Russische Luftschläge gegen Opposition gerichtet

Das zu belegen versuchen nun die USA: Mehr als 90 Prozent der bisher von den USA registrierten russischen Luftangriffe in Syrien gelten nicht der Terrormiliz IS oder Terroristen, die mit Al-Qaida verbündet sind. Dies sagte der Sprecher des US-Außenministeriums, John Kirby, am Mittwoch in Washington.
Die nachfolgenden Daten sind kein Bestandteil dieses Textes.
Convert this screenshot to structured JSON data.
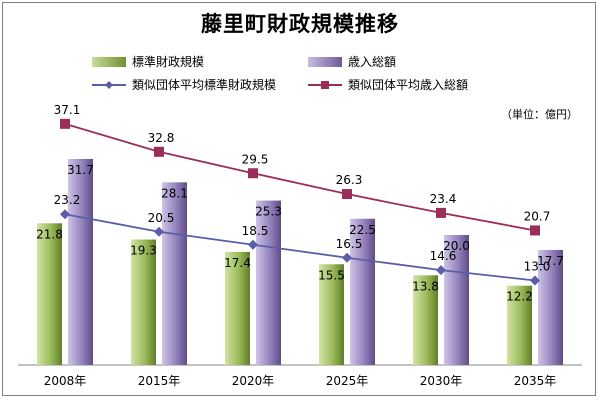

Die Luftschläge seien weitgehend gegen Oppositionsgruppen gerichtet, die eine bessere Zukunft für Syrien wollten und die gegen einen Verbleib des Regimes von Präsident Baschar al-Assad an der Macht seien.

Die USA passten ihre Militärstrategie mit Ausweichmanövern an die russischen Angriffe an. In mindestens einem Fall habe ein US-Kampfflugzeug seinen Kurs geändert, um eine „sichere Trennung“ von russischen Maschinen zu gewährleisten, sagte Marine-Kapitän Jeff Davis im Pentagon. Wie nah die Flugzeuge sich kamen sowie wann und wie oft es bisher zu Ausweichmanövern kam, sagte Davis nicht.

Über die Flugbahnen russischer Marschflugkörper seien die USA nicht informiert worden, sagte Davis. Dass Russland diese im Kaspischen Meer positioniert habe, sei aber „keine Überraschung“.

Schoigu sagte, Russland sei bereit, ein Militärabkommen mit den USA über den Einsatz in Syrien zu treffen. Putin wies den Minister an, sich mit den USA, der Türkei, Saudi-Arabien, dem Irak und dem Iran abzustimmen. Zugleich forderte der Präsident die Führung in Washington auf, mit dem russischen Militär für Luftangriffe in Syrien Informationen über Stellungen der Terroristen zu teilen.

US-Verteidigungsminister Ashton Carter stellte am Mittwoch klar, dass es keine Zusammenarbeit mit Russland bei den Luftangriffen in Syrien gebe. „Wir haben keiner Kooperation mit Russland zugestimmt“, sagte er in Rom. Moskau verfolge in Syrien „die falsche Strategie“ und beschieße Ziele, an denen sich keine IS-Kämpfer aufhielten. Zuvor hatte das russische Verteidigungsministerium angegeben, US-Vorschläge zu einer Koordinierung der Angriffe zu prüfen.